Which policy program promotes economic stability : What is the multiplier associated with each policy program (i.e. the multiplier AFTER the program is implemented - just the number please) Which policy program promotes economic stability. MPC = 0.8 - 0.01Y (marginal propensity to consume).
Which program has the least damaging effect on gdp : Two policy programs are proposed: (1) eliminate the deficit by cutting government spending and (2) eliminate the deficit but raising taxes. Which program has the least damaging effect on GDP

Reviews

Write a Review

Macroeconomics Questions & Answers

  Inflation targeting be a good policy

Why might it be difficult for the Fed to formally adopt inflation targeting?  Would inflation targeting be a good policy for the Fed in the present economic environment

  In using the taylor rule

In using the Taylor Rule as a guideline for monetary policy, what are the pros and cons of using forecasted values of inflation and output rather than observed values of these variables?

  Describe the present economic crisis situation in europe

Describe the present economic crisis situation in Europe.  Why has it been so difficult for the Europeans to find a solution to this problem?   Comment on what implications the crisis may have for the rest of the world if Europeans are not able to ag..

  Long-term federal government budget problems

Question:. Explain why there are long-term Federal government budget problems. Explain why the base-line forecast of the CBO is misleading.

  Derive and compare demand curve

Question based on Derive and compare demand curve,  Derive Ambrose's demand function for peanuts.
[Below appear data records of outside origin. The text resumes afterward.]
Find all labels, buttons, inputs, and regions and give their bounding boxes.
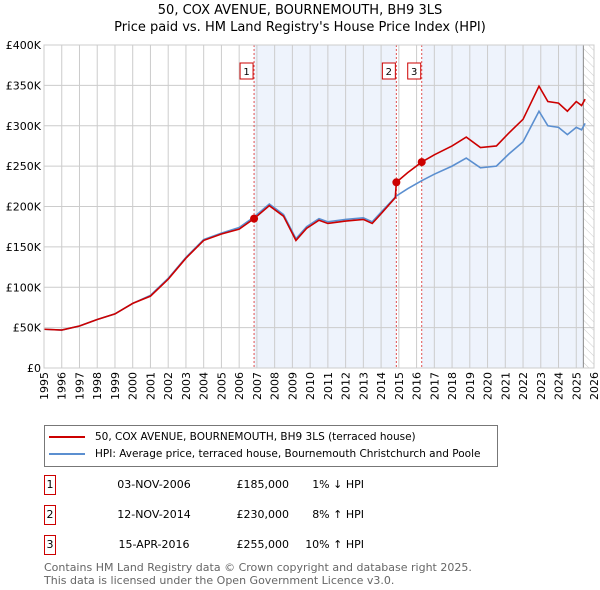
sale-label: 3 xyxy=(411,67,417,78)
footer: Contains HM Land Registry data © Crown c… xyxy=(44,561,472,587)
sale-price: £255,000 xyxy=(236,538,290,551)
sale-label: 2 xyxy=(386,67,392,78)
x-tick-label: 2016 xyxy=(411,372,424,400)
sale-date: 03-NOV-2006 xyxy=(117,478,191,491)
y-tick-label: £50K xyxy=(13,322,42,335)
legend-swatch-property xyxy=(49,436,85,438)
x-tick-label: 1997 xyxy=(73,372,86,400)
sale-label-box xyxy=(239,62,254,80)
sale-point xyxy=(417,158,426,167)
x-tick-label: 2020 xyxy=(482,372,495,400)
price-chart: 1995 1996 1997 1998 1999 2000 2001 2002 2003 2004… xyxy=(6,39,600,400)
x-tick-label: 2010 xyxy=(304,372,317,400)
x-tick-label: 2000 xyxy=(127,372,140,400)
x-tick-label: 2022 xyxy=(517,372,530,400)
x-tick-label: 2007 xyxy=(251,372,264,400)
x-tick-label: 2026 xyxy=(588,372,600,400)
y-tick-label: £250K xyxy=(6,160,42,173)
x-tick-label: 2013 xyxy=(357,372,370,400)
sale-label-box xyxy=(407,62,422,80)
x-tick-label: 2003 xyxy=(180,372,193,400)
y-tick-label: £150K xyxy=(6,241,42,254)
x-tick-label: 2017 xyxy=(428,372,441,400)
x-tick-label: 2018 xyxy=(446,372,459,400)
legend-label-property: 50, COX AVENUE, BOURNEMOUTH, BH9 3LS (te… xyxy=(95,431,416,443)
x-tick-label: 2015 xyxy=(393,372,406,400)
sale-marker: 2 xyxy=(44,505,56,525)
x-tick-label: 2008 xyxy=(269,372,282,400)
x-tick-label: 2011 xyxy=(322,372,335,400)
x-tick-label: 2006 xyxy=(233,372,246,400)
sale-label-box xyxy=(381,62,396,80)
x-tick-label: 2021 xyxy=(499,372,512,400)
x-tick-label: 2019 xyxy=(464,372,477,400)
sale-label: 1 xyxy=(243,67,249,78)
sale-row: 2 12-NOV-2014 £230,000 8% ↑ HPI xyxy=(44,505,464,525)
sale-hpi-diff: 10% ↑ HPI xyxy=(305,538,364,551)
y-tick-label: £100K xyxy=(6,281,42,294)
y-tick-label: £350K xyxy=(6,79,42,92)
sale-marker: 3 xyxy=(44,535,56,555)
sale-hpi-diff: 8% ↑ HPI xyxy=(312,508,364,521)
sale-marker: 1 xyxy=(44,475,56,495)
sale-date: 12-NOV-2014 xyxy=(117,508,191,521)
sale-price: £230,000 xyxy=(236,508,290,521)
x-tick-label: 2012 xyxy=(340,372,353,400)
x-tick-label: 2001 xyxy=(144,372,157,400)
sale-price: £185,000 xyxy=(236,478,290,491)
x-tick-label: 2014 xyxy=(375,372,388,400)
plot-border xyxy=(43,44,595,369)
y-tick-label: £300K xyxy=(6,120,42,133)
x-tick-label: 1995 xyxy=(38,372,51,400)
sale-point xyxy=(392,178,401,187)
x-tick-label: 2009 xyxy=(286,372,299,400)
footer-copyright: Contains HM Land Registry data © Crown c… xyxy=(44,561,472,574)
x-tick-label: 2005 xyxy=(215,372,228,400)
sale-point xyxy=(250,214,259,223)
footer-licence: This data is licensed under the Open Gov… xyxy=(44,574,395,587)
x-tick-label: 2004 xyxy=(198,372,211,400)
property-price-line xyxy=(43,84,586,331)
y-tick-label: £400K xyxy=(6,39,42,52)
legend: 50, COX AVENUE, BOURNEMOUTH, BH9 3LS (te… xyxy=(44,425,498,467)
legend-label-hpi: HPI: Average price, terraced house, Bour… xyxy=(95,448,481,460)
sale-row: 3 15-APR-2016 £255,000 10% ↑ HPI xyxy=(44,535,464,555)
chart-title: 50, COX AVENUE, BOURNEMOUTH, BH9 3LS xyxy=(157,3,443,18)
x-tick-label: 2002 xyxy=(162,372,175,400)
x-tick-label: 2025 xyxy=(570,372,583,400)
x-tick-label: 1998 xyxy=(91,372,104,400)
x-tick-label: 1996 xyxy=(56,372,69,400)
x-tick-label: 2023 xyxy=(535,372,548,400)
legend-swatch-hpi xyxy=(49,453,85,455)
y-tick-label: £200K xyxy=(6,201,42,214)
chart-subtitle: Price paid vs. HM Land Registry's House … xyxy=(114,20,486,35)
sale-hpi-diff: 1% ↓ HPI xyxy=(312,478,364,491)
x-tick-label: 2024 xyxy=(553,372,566,400)
x-tick-label: 1999 xyxy=(109,372,122,400)
sale-date: 15-APR-2016 xyxy=(118,538,190,551)
sale-row: 1 03-NOV-2006 £185,000 1% ↓ HPI xyxy=(44,475,464,495)
y-tick-label: £0 xyxy=(27,362,41,375)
How does it compare with Johnny's demand curve for peanuts?

  Problem based on utility function

Problem based on  Utility Function - Problem,  Answer and explain the following using a diagram which is completely labeled.

  Laffer curve : tax rate and tax revenue

Question based on Laffer Curve : Tax Rate and Tax Revenue,  Do raising tax rates necessarily raise tax revenue? What factors affect how tax revenue changes when tax rates change?
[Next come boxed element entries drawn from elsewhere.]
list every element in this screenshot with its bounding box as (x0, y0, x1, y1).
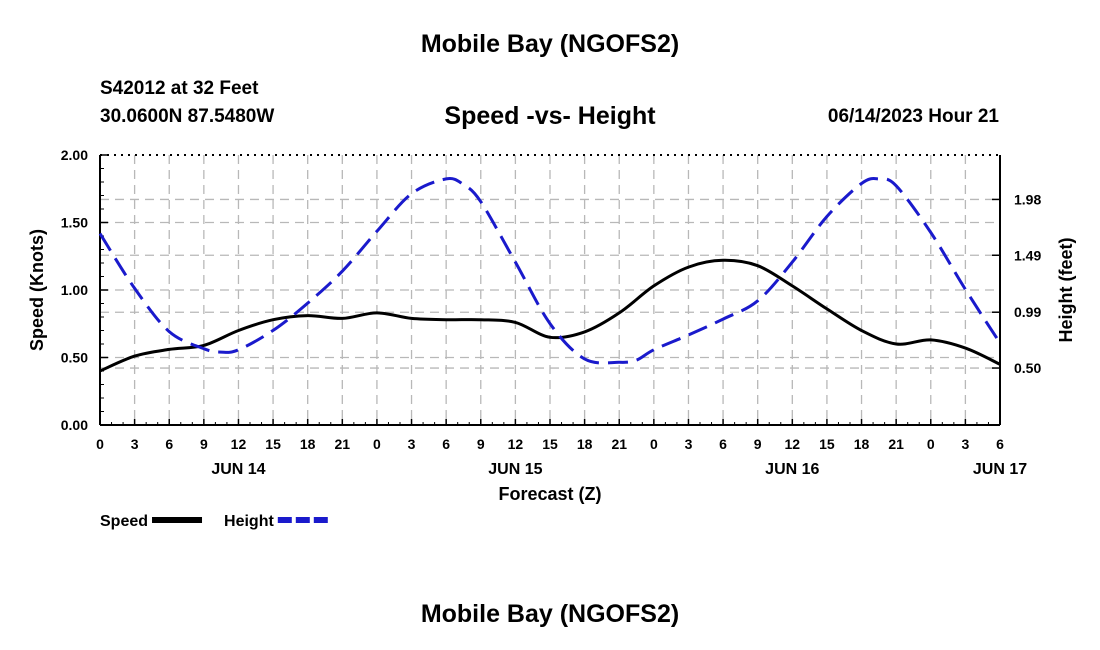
day-label: JUN 15 (488, 461, 542, 478)
y-tick-label: 0.00 (61, 417, 88, 433)
y-axis-label: Speed (Knots) (27, 229, 47, 351)
x-axis-label: Forecast (Z) (498, 484, 601, 504)
y2-tick-label: 0.50 (1014, 360, 1041, 376)
x-tick-label: 3 (685, 436, 693, 452)
x-tick-label: 0 (927, 436, 935, 452)
chart-main-title: Mobile Bay (NGOFS2) (420, 30, 680, 58)
x-tick-label: 12 (508, 436, 524, 452)
x-tick-label: 9 (754, 436, 762, 452)
y2-tick-label: 1.98 (1014, 191, 1041, 207)
footer-title: Mobile Bay (NGOFS2) (420, 600, 680, 628)
x-tick-label: 15 (819, 436, 835, 452)
series-line-speed (99, 258, 1001, 373)
x-tick-label: 6 (165, 436, 173, 452)
legend-label: Speed (100, 513, 148, 530)
x-tick-label: 15 (265, 436, 281, 452)
y2-tick-label: 1.49 (1014, 247, 1041, 263)
chart-title: Speed -vs- Height (444, 102, 656, 130)
x-tick-label: 3 (131, 436, 139, 452)
x-tick-label: 18 (577, 436, 593, 452)
datetime-label: 06/14/2023 Hour 21 (827, 106, 999, 127)
y-tick-label: 0.50 (61, 350, 88, 366)
y2-tick-label: 0.99 (1014, 304, 1041, 320)
y-tick-label: 2.00 (61, 147, 88, 163)
x-tick-label: 3 (961, 436, 969, 452)
x-tick-label: 0 (373, 436, 381, 452)
x-tick-label: 9 (200, 436, 208, 452)
day-label: JUN 16 (765, 461, 819, 478)
y-tick-label: 1.50 (61, 215, 88, 231)
x-tick-label: 6 (996, 436, 1004, 452)
x-tick-label: 12 (231, 436, 247, 452)
x-tick-label: 3 (408, 436, 416, 452)
x-tick-label: 9 (477, 436, 485, 452)
day-label: JUN 14 (211, 461, 265, 478)
station-label: S42012 at 32 Feet (100, 78, 259, 99)
x-tick-label: 15 (542, 436, 558, 452)
x-tick-label: 0 (650, 436, 658, 452)
x-tick-label: 6 (442, 436, 450, 452)
series-line-height (98, 177, 1002, 365)
x-tick-label: 21 (335, 436, 351, 452)
x-tick-label: 0 (96, 436, 104, 452)
x-tick-label: 21 (888, 436, 904, 452)
x-tick-label: 21 (611, 436, 627, 452)
coordinates-label: 30.0600N 87.5480W (100, 106, 275, 127)
x-tick-label: 6 (719, 436, 727, 452)
day-label: JUN 17 (973, 461, 1027, 478)
x-tick-label: 18 (300, 436, 316, 452)
x-tick-label: 12 (785, 436, 801, 452)
legend-label: Height (224, 513, 274, 530)
x-tick-label: 18 (854, 436, 870, 452)
y-tick-label: 1.00 (61, 282, 88, 298)
y2-axis-label: Height (feet) (1056, 238, 1076, 343)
  Problem - income elasticity of demand

Problem - Income Elasticity of Demand,  Interpret the following Income Elasticities of Demand (YED) values for the following and state if the good is normal or inferior; YED= +0.5 and YED= -2.5

  Positive balance of payment

Question Positive Balance of Payment: "Things will look good for the US if we could just get to where we are consistently running a positive Balance of Payments."

  Effect of recession on the investment curve

Comment on the effect of a recession on the investment curve (only) and on the level of savings, investment, and the equilibrium real interest rate in the financial crisis that hits United States first starting in fall 2007.
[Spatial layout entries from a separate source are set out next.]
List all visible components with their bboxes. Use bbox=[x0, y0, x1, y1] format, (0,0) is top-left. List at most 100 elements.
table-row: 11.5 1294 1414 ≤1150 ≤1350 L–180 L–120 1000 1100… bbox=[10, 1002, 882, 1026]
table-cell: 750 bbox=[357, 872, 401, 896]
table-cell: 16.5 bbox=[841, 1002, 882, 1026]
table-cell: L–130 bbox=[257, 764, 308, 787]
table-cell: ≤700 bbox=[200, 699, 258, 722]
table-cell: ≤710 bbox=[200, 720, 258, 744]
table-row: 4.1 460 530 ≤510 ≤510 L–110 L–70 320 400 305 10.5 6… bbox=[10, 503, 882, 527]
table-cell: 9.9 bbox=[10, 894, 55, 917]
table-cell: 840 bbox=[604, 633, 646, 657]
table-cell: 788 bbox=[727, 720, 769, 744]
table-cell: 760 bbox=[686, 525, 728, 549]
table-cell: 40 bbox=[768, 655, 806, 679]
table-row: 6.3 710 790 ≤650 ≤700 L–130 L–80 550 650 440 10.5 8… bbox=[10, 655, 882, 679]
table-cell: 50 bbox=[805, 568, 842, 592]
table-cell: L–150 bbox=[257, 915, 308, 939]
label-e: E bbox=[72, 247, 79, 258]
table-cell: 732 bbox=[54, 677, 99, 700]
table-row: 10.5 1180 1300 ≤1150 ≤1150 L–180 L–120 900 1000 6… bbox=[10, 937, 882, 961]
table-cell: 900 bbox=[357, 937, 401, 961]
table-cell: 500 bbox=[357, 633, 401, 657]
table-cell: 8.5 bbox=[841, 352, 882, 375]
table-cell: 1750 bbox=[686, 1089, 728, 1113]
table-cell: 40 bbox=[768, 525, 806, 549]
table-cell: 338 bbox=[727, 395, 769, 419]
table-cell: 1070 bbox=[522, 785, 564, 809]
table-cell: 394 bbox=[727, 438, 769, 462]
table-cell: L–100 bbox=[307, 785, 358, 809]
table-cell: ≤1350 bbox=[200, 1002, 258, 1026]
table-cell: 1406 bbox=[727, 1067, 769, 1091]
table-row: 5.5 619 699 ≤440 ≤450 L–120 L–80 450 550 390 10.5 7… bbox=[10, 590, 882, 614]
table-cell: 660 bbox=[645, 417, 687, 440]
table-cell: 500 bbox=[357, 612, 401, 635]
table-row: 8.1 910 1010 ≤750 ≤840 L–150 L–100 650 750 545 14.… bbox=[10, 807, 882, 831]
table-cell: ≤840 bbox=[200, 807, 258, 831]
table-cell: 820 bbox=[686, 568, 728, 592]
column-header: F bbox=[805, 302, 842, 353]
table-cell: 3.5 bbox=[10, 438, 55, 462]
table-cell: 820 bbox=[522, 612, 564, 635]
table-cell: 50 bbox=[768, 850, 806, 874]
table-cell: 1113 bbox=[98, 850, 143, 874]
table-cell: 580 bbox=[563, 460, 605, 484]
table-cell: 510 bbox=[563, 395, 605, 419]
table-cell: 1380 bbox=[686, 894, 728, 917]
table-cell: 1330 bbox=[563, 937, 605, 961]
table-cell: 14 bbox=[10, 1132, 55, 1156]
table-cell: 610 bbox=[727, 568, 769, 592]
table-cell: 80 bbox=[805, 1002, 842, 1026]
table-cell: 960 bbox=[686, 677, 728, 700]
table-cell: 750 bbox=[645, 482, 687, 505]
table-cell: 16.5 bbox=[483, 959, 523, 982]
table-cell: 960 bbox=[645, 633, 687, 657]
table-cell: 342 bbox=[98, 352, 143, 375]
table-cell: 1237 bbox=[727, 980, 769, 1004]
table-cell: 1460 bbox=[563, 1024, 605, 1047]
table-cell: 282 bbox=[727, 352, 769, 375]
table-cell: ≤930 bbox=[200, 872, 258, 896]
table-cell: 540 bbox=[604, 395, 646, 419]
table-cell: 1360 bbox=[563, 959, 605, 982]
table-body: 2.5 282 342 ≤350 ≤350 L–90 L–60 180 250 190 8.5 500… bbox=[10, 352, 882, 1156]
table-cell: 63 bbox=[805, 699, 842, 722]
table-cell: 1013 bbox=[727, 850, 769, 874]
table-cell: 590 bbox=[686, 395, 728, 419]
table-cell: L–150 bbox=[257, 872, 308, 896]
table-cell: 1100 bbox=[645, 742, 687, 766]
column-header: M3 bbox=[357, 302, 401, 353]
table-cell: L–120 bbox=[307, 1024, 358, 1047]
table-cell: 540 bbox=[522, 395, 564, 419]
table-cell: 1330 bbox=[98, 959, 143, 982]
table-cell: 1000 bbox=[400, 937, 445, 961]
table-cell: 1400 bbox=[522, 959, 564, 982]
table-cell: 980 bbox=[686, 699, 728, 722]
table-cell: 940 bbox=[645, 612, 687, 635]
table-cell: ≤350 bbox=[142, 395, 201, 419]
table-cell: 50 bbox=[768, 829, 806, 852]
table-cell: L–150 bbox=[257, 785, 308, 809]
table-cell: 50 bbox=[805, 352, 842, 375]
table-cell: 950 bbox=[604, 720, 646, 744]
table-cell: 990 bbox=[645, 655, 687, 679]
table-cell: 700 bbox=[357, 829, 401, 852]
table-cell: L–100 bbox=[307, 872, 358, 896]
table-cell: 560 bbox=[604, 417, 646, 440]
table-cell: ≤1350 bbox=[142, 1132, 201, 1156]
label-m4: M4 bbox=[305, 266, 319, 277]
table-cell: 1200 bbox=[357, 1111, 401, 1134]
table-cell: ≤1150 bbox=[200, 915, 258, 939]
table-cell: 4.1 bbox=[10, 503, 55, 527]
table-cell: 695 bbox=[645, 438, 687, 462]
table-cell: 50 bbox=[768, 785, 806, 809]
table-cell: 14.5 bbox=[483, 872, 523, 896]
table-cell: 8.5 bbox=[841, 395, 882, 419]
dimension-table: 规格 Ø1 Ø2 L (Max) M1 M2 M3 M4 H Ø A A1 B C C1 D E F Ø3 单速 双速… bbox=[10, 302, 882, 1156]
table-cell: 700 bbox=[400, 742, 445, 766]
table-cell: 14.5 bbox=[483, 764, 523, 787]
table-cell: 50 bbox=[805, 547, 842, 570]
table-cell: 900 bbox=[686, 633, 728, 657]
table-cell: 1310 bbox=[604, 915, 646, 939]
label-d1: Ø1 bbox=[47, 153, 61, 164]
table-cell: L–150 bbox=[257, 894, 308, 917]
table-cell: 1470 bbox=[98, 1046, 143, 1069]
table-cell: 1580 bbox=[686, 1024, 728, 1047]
  Affect of falling domestic investment on trade surplus and

How will a fall in domestic investment affect the trade surplus and net capital outflows in the domestic economy, the trade deficit and capital inflows in the rest of the world.

  Crises in the banking sector and bank run

Banking crises crisis decreases depositors' confidence in the banking system. What would be the effect of a rumor about a banking crisis on checkable deposits in such a country?

Free Assignment Quote

Assured A++ Grade

Get guaranteed satisfaction & time on delivery in every assignment order you paid with us! We ensure premium quality solution document along with free turntin report!